Rencontre avec Alexandra Palt, Directrice générale de la RSE du Groupe L’Oréal, Directrice générale de la Fondation L’Oréal.
Bonjour Alexandra, pouvez-vous retracer pour nous les grandes étapes du parcours qui vous a menée à la tête de la RSE du Groupe L’Oréal et de la Fondation L’Oréal ?
Alexandra Palt : Je suis juriste de formation et me suis très tôt engagée dans l’associatif et l’humanitaire dans mon pays d’origine, l’Autriche. J’ai ensuite rejoint l’Allemagne, dans le cadre du programme « Preparing Women to Lead », où j’ai eu pour mentor la Secrétaire Générale d’Amnesty International dans ce pays. Je suis ensuite venue en France pour prendre en charge le département « diversité » d’IMS-Entreprendre pour la Cité.
En 2006, la HALDE (ndlr : Haute Autorité de Lutte contre les Discriminations et pour L’Egalité – dissoute en 2011 et dont les missions ont été transférées au Défenseur des Droits) m’a appelée aux fonctions de directrice de la promotion de l’égalité des chances. Après cette expérience, j’ai fait du conseil sur les questions de diversité et de RSE pendant un peu plus de 4 ans ; puis j’ai souhaité rejoindre à nouveau une grande organisation où je pourrais mettre en œuvre sur le terrain mon expertise et ma vision de la responsabilité des entreprises.
J’ai échangé avec Jean-Claude Le Grand sur les perspectives qui pouvaient s’ouvrir à moi et finalement, c’est directement chez L’Oréal que j’ai trouvé ma place, aux fonctions de Directrice de la responsabilité sociétale et environnementale du Groupe.
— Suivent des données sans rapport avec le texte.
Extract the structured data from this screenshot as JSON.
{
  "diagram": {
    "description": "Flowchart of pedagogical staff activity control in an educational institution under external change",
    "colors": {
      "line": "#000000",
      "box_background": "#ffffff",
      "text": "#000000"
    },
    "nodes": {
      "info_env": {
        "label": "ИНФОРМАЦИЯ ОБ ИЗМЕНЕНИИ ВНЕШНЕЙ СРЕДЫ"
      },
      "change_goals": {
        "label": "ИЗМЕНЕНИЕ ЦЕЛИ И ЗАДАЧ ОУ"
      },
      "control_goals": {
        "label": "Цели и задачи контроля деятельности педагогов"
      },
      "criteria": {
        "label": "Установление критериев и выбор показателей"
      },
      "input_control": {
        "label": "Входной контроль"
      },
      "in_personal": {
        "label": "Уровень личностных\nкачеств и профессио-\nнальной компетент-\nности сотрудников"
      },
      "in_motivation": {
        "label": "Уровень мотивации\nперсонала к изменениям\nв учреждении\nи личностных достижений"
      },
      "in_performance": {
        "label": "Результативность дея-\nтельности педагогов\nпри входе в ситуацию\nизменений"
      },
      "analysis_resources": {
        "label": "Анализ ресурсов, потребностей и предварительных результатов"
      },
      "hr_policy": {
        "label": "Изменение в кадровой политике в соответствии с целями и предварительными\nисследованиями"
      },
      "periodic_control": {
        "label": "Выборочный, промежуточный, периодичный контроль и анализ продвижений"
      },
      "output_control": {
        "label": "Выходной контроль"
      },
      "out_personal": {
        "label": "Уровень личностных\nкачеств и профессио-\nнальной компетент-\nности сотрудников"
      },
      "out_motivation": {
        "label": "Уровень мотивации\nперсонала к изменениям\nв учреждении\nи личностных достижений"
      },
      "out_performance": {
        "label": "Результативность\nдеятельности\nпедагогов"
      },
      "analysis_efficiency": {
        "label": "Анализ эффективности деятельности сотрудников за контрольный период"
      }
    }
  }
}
Une formidable opportunité car notre P-DG Jean-Paul Agon annonçait quasiment au même moment que les deux axes stratégiques de la transformation du groupe seraient la transformation digitale et la transformation durable. En octobre 2017, on m’a en plus confié la direction de la Fondation L’Oréal.
Comment s’articulent la vision stratégique de la direction RSE et celle la Fondation L’Oréal ?
Alexandra Palt : La RSE vise à notre transformation interne : il s’agit de changer nos pratiques pour atteindre un modèle plus responsable et durable. La Fondation, elle, vise notre contribution aux transformations de la société.
Les deux se répondent : faire évoluer notre propre fonctionnement nous permet d’être plus en phase avec les grands enjeux de la société ; agir directement avec la société nous permet de donner plus de sens à notre transformation, au quotidien.
Le programme « Pour les Femmes et la science » a 20 ans, cette année. Comment expliquer une telle longévité ?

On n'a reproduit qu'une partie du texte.